A heroic dog from Virginia saves a drowning fawn and stands by its side.
During the early evening of June 2, Ralph Dorn searched the lake’s surface behind his house for his Goldendoodle, Harley. Then he spotted the pup about 200 feet from shore; the 6-year-old canine was swimming with another animal, which Dorn discovered was a tiny baby deer after a few seconds.
“Not sure how the fawn got out there, but Harley obviously didn’t ask why, he just jumped into action,” Dorn, 62, of Culpeper, Virginia, wrote in a popular Facebook post about the event that has been shared more than 250,000 times.
Harley paddled beside the fawn all the way to shore. Dorn encountered the animals on land and assisted the fawn in climbing a difficult cliff. Harley began gently licking the fawn’s body after removing the baby deer from the pond and placing her on the grass.
“Harley really didn’t want to leave the fawn,” Dorn tells PEOPLE. “He just kept interacting with it, licking it and caring for it.”
Soon after the fawn reached the sea, the fawn’s mother came on the lawn. Dorn pulled Harley inside their adjacent home after he spotted the mother deer.
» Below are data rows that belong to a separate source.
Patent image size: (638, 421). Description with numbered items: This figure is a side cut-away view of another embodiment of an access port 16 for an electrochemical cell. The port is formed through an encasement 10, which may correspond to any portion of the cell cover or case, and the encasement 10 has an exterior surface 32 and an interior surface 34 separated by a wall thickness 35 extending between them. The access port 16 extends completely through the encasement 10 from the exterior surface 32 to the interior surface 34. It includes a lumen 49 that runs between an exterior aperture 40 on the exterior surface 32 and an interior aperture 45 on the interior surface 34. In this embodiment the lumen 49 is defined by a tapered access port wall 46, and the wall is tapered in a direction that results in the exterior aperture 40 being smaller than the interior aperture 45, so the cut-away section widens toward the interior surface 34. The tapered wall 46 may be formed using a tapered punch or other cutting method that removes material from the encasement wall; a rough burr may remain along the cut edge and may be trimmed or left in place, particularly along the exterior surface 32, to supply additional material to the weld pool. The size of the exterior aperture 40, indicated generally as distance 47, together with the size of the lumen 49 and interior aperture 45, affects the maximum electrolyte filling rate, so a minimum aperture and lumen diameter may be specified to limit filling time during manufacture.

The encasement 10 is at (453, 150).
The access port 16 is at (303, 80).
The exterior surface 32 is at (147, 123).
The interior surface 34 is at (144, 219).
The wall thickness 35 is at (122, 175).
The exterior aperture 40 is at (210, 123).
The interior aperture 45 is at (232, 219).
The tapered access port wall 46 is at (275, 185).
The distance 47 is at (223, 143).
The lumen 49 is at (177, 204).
The doe moved away with her baby after Dorn and Harley had left.
But something was wrong the next morning as Dorn and his wife, Patricia, 64, were having coffee.
“Harley became agitated as he ran from window to window. “When I opened the front door, we could hear the fawn bleating,” Dorn wrote on Facebook.
“Harley ran into the tree line and found the fawn,” he wrote. “The little one stopped bleating, tail wagging, they touched noses, sniffed each other, and Harley came back to the house calmly with me.”
Dorn tells PEOPLE that after the brief reunion with Harley, the fawn settled down, and by the end of the day, the baby and its mother were gone. Dorn hasn’t seen the pair since he estimated the fawn was a few days old.